In the G2a3b-P303 network (Figure 4), there are several region-specific clusters, indicating a considerable history for this SNP. Taken as a collective group, P303-derived chromosomes are the most widespread of all hg G lineages (Supplementary Table S1 and Figure 2b) and clearly display differential geographic partitioning between L497 (Figure 2c) and U1 (xM527) (Figure 2d). Looking still more closely at the distribution of P303 sub-clades, some distinct patterns emerge in the network (Figure 4). The non-clustering paraphyletic, hg G sub-group P303* residuals consist of samples from Near/Middle Eastern, Caucasian and European populations. Its estimated Td of 12 095±3000 years ago suggests considerable antiquity allowing time to accumulate STR diversity and also to disperse relatively widely. The hg G-U1 subclade is characterized by several sub-clusters of haplotypes, including a more diverse cluster mostly represented by Caucasus populations. A more compact cluster of Near/Middle Eastern samples is also resolved in the network. The M527-defined sub-clade is unusual in that it reflects the presence of hg G-U1 that is otherwise rare in Europe. Although M527 frequency (Supplementary Table S1) is relatively low (1–6%), its phylogeographic distribution in regions such as southern Italy, Ukraine and the Levant (Druze and Palestinians) often coincides with areas associated with the Neolithic and post-Neolithic expansions into the Greek Aegean beginning approximately 7000 years ago.41 The expansion time (Td) of M527 is 7100±2300 years ago and is consistent with a Middle to Late Neolithic expansion of M527 in the Aegean. The presence of M527 in Provence, southern Italy and Ukraine may reflect subsequent Greek maritime Iron Age colonization events16 and perhaps, given its appearance among the Druze and Palestinians, even episodes associated with the enigmatic marauding Sea Peoples.42

Figure 4
figure 4

Network of 248 samples P303 derived from Supplementary Table S3. The network was obtained using the biallelic markers P303, M426, L497, U1, M527 and 19 STR loci (DYS19, DYS388, DYS389I, DYS389b, DYS390, DYS391, DYS392, DYS393, DYS439, DYS461 (TAGA counts), DYS385a,b, DYS437, DYS438, DYS448, DYS456, DYS458, DYS635, YGATAH4). The Network 4.6.0.0 (Fluxus-Engineering) program was used (median-joining algorithm and the post-processing option). Circles represent microsatellite haplotypes, the areas of the circles and sectors are proportional to haplotype frequency (smallest circle corresponds to one individual) and the geographic area is indicated by color.

The hg G2a3b1c-L497 sub-cluster, on the other hand, has so far been found essentially in European populations and therefore is probably autochthonous to Europe.

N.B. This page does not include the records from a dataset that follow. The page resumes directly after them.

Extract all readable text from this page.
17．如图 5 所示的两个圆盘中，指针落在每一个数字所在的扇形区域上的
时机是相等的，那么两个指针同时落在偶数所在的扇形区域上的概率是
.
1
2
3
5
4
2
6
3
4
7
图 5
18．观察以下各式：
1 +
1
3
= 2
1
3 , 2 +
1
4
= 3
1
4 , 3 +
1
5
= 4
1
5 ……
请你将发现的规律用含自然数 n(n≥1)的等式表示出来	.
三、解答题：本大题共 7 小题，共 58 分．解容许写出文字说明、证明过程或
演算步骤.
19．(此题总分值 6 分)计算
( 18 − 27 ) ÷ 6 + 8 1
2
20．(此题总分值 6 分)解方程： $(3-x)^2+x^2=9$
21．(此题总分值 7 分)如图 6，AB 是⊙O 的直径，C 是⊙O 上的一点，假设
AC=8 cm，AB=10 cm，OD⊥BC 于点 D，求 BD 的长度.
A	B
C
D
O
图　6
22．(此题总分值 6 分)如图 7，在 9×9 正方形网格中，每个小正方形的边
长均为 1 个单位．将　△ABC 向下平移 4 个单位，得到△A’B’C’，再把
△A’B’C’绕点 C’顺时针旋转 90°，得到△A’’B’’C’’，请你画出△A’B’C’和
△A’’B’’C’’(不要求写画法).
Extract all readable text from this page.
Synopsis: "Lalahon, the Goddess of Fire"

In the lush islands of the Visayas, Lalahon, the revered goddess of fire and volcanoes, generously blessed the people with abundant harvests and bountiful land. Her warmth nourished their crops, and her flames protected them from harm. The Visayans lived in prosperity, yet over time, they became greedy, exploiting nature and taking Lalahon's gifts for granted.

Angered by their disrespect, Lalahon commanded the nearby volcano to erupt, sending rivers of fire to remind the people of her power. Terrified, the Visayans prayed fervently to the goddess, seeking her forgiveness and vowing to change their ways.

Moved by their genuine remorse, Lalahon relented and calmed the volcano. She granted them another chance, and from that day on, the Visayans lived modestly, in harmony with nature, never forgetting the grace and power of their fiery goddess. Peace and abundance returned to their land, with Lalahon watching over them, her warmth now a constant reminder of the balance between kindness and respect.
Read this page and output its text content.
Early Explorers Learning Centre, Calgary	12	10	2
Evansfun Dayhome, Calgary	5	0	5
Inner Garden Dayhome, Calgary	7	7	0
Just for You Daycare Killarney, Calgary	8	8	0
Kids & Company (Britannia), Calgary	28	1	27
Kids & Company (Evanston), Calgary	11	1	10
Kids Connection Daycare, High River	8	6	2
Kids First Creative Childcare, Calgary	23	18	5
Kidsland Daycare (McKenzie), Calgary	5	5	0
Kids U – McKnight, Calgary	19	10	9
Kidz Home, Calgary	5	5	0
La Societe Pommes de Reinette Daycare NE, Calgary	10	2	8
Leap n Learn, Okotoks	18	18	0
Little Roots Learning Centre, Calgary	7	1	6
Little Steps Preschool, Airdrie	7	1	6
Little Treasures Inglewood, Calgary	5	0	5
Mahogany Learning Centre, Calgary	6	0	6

While acknowledging that the inference of the age and geographic source of dispersals of Y chromosome haplogroups from the frequency and STR diversity data can be approximate at best, we speculate that this lineage could potentially be associated with the Linearbandkeramik (LBK) culture of Central Europe, as its highest frequency (3.4–5.1%) and Td estimate (Supplementary Table S4) of 10 870±3029 years ago occur there. Whereas the presence of Mideastern mtDNA in Tuscany43 supports the model of early Iron Age migrants from Anatolia (putative Etruscans) colonizing Central Italy,44 the occurrence of the G2a3b1c-L497 lineage in Italy is most likely associated to migratory flows from the north. An assessment of the Y-chromosome phylogeography-based proposal that the spread of G2a-L497 chromosomes originated from Central Europe could be achieved by typing this SNP in the Holocene period human remains from Germany31 as well as those from France and Spain.45, 46 Certainly, Y chromosome represents only a small part of human genome and any population-level interpretation of gene flow in this region would have to be supported by genome-wide evidence.